Never has the sport been so distanced from its viewing public. £85million is an eye-watering amount of money, a figure so huge it is difficult to even conceive. And yet, the Spanish titans have offered it without fuss, and it looks like they will get their man. Tottenham are sensible enough to recognize the absurdity of such a bid.
How can a single human being command such a seismic amount of money? Sports economists will point to Bale's marketability. Yet, really think about it for just a second. Pause and absorb the incredible amount of money being offered.
For me, there is a moral discomfort around this whole saga. Lets pretend everything in the world was undecided, markets hadn't formed, and economies were being nurtured. Lets now say football transfers never existed. If a player wanted to play for a different club he should merely wait until the expiration of his contract, or negotiate personally with his current club.

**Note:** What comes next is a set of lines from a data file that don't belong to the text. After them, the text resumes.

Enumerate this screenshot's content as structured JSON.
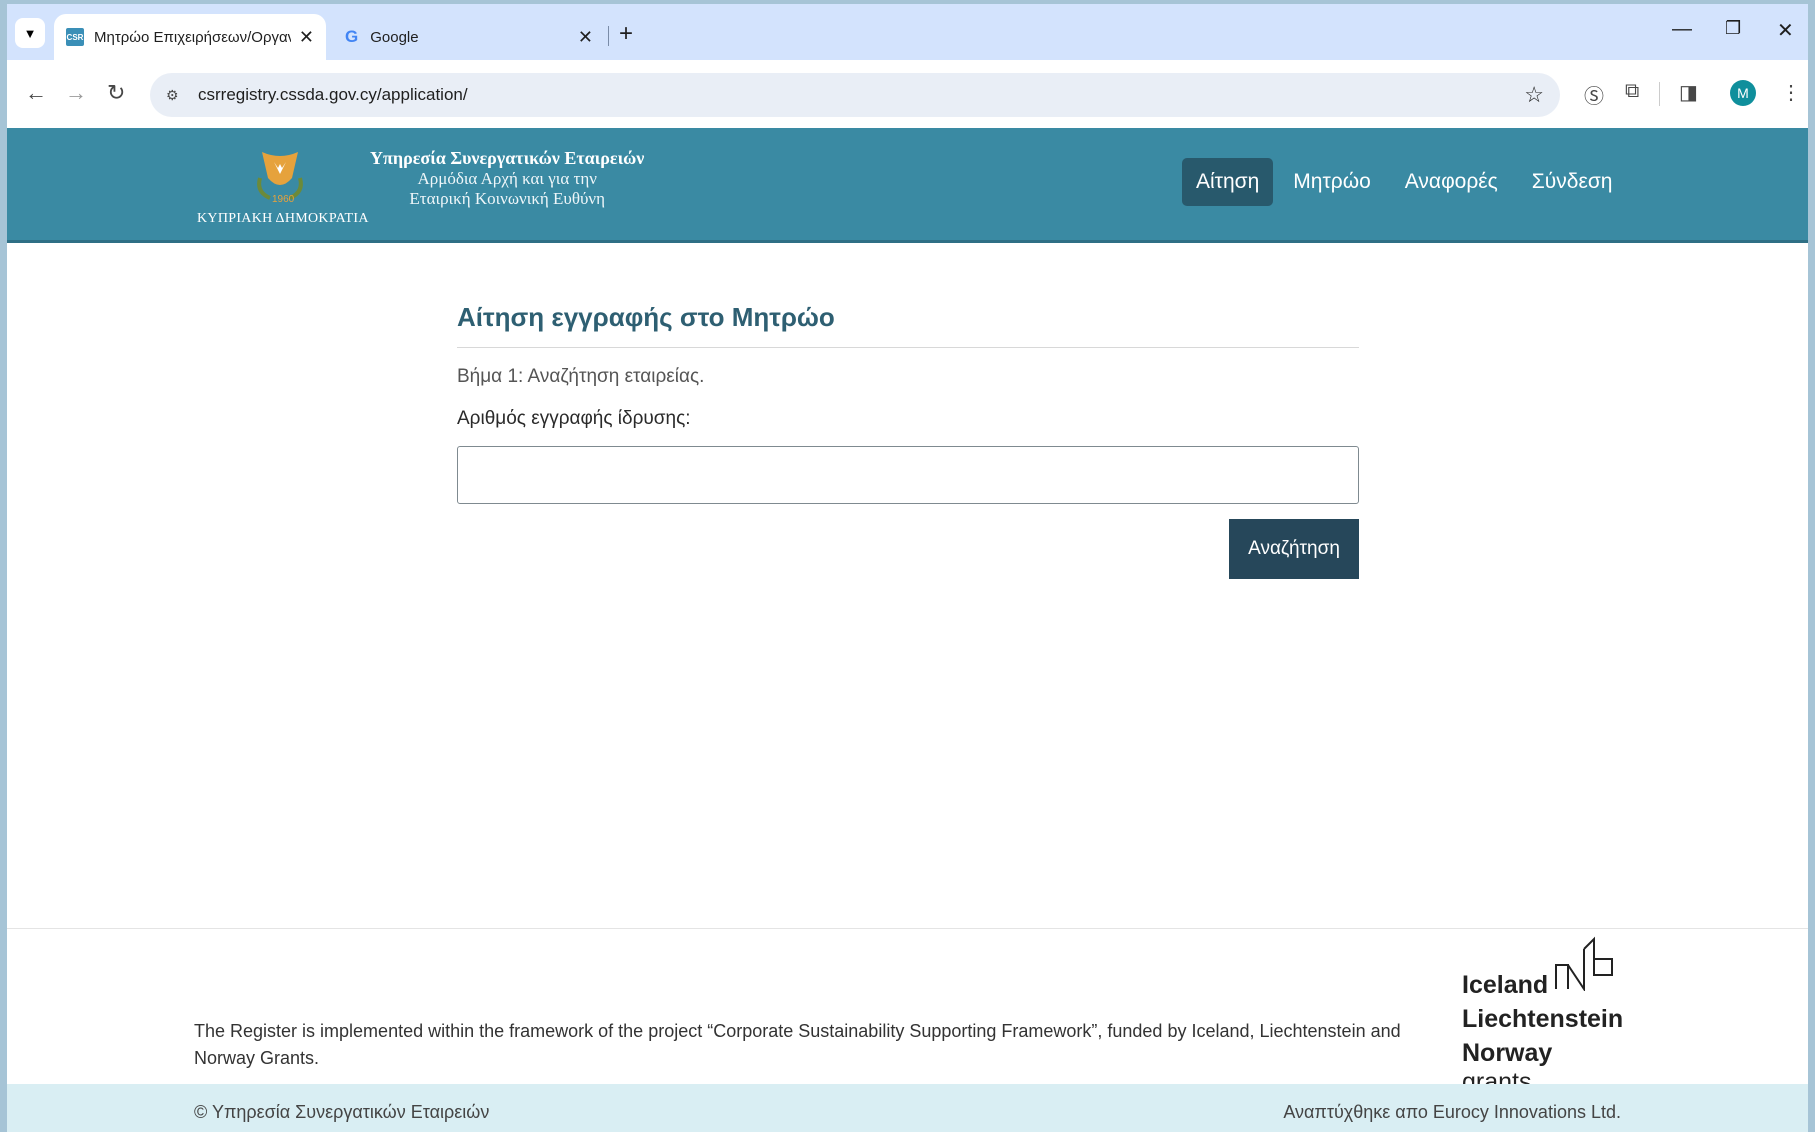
{
  "browser": {
    "tabs": [
      {
        "title": "Μητρώο Επιχειρήσεων/Οργανισμών",
        "favicon": "CSR",
        "active": true
      },
      {
        "title": "Google",
        "favicon": "G",
        "active": false
      }
    ],
    "url": "csrregistry.cssda.gov.cy/application/",
    "profile_initial": "M"
  },
  "header": {
    "republic": "ΚΥΠΡΙΑΚΗ ΔΗΜΟΚΡΑΤΙΑ",
    "org_line1": "Υπηρεσία Συνεργατικών Εταιρειών",
    "org_line2": "Αρμόδια Αρχή και για την",
    "org_line3": "Εταιρική Κοινωνική Ευθύνη",
    "nav": [
      "Αίτηση",
      "Μητρώο",
      "Αναφορές",
      "Σύνδεση"
    ]
  },
  "main": {
    "title": "Αίτηση εγγραφής στο Μητρώο",
    "step": "Βήμα 1: Αναζήτηση εταιρείας.",
    "field_label": "Αριθμός εγγραφής ίδρυσης:",
    "field_value": "",
    "search_button": "Αναζήτηση"
  },
  "footer": {
    "text": "The Register is implemented within the framework of the project “Corporate Sustainability Supporting Framework”, funded by Iceland, Liechtenstein and Norway Grants.",
    "grants_line1": "Iceland",
    "grants_line2": "Liechtenstein",
    "grants_line3a": "Norway",
    "grants_line3b": "grants",
    "copyright": "© Υπηρεσία Συνεργατικών Εταιρειών",
    "developer": "Αναπτύχθηκε απο Eurocy Innovations Ltd."
  },
  "colors": {
    "header_bg": "#3a8aa3",
    "nav_active": "#28596c",
    "button_bg": "#26475a",
    "title": "#2e5f72"
  }
}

Now, bear with me. Let us say the world's most valuable human commodities were not sports stars, but doctors. Lets say the world's pre-eminent heart surgeon was being transferred from the Mayo Clinic in New York to the Cleveland Clinic in Cleveland. The transfer fee? You guessed it, £85million. Now, the Cleveland Clinic is banking on him performing surgeries on the world's elite, commanding silly money each time. He would be their most prized asset, just as Bale would be for Real Madrid (sorry Ronaldo).
Would anyone begrudge these doctors and these transfer fees? Probably not, and why is that? It is because doctors save people's lives. They have devoted their lives to studying the human body, with the intention of fixing people of their ailments. Football may be a team sport, yet their participants are highly individual. Their focus is on reaching a high level of fitness and the mastery of a technical craft. The two are polar opposites.
Nevertheless, there doesn't appear to be a ceiling in sight for football. The numbers are only going to continue to sore. Wages are staggering, as are the transfer fees being commanded. What do the season ticket holders think of it all? Well, what choice do they have? Football may not be the people's sport anymore, yet it remains the most popular. Formula One, tennis and golf may forever be associated with the middle classes, yet has football joined them?
What ever happened to buying a cheap ball, using your jumpers as goal posts and having a kick around in the park? Players like Gareth Bale will probably remember such times, yet as he ushers in a new era of freaky football finances, those memories may become a distant haze.